Es un cliché tan falso decir que los artistas somos tipos más sensibles. Todo el mundo es sensible, loco. Porque la vida hinca, raspa, gotea, lame, aprieta, hunde, acaricia, te asusta y te despierta. La vida te dice que remojes las arvejas, te pide que bajes el pollo, la vida te da una mamá, luego te da una hermana.
Mi alumna va a jalar esta tarea. Va a jalarla porque en el silabo me piden que evalúe sus habilidades narrativas y no su capacidad para emocionarse. Pero el día que le devuelva la crónica, le voy a preguntar por su hermanita y por su vieja.

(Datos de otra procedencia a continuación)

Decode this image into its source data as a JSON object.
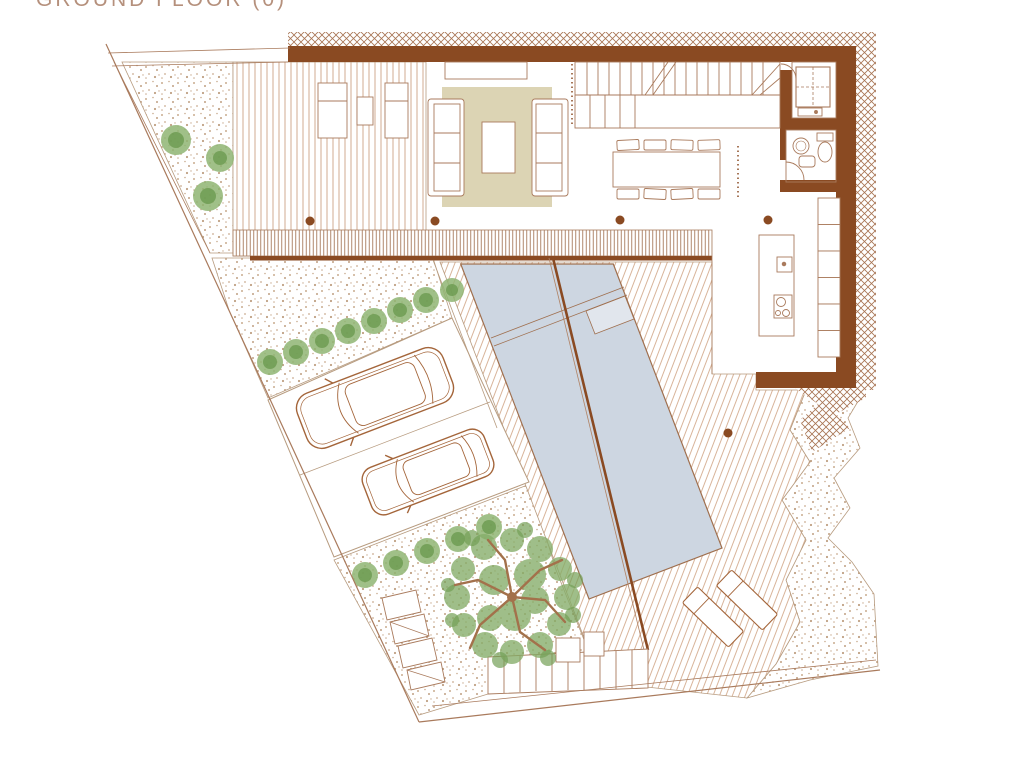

Y cuando ella me sonría y me cuente algo estúpido y ñoño, como que la bebé ya está aprendiendo a gatear, o que le gusta más el puré de plátano que el de manzanas, yo voy a espiarle a ese cronista que le sopla las historias. Voy a recordar que también alguna vez yo tuve uno que me contaba que todo era sorprendente. Eran épocas en que no necesitaba buscar una metáfora para explicarlo, ni quedarme hasta la una de la mañana buscando la frase correcta para acabar la historia. Porque la vida y solo la vida sin ser contada me parecía maravillosa.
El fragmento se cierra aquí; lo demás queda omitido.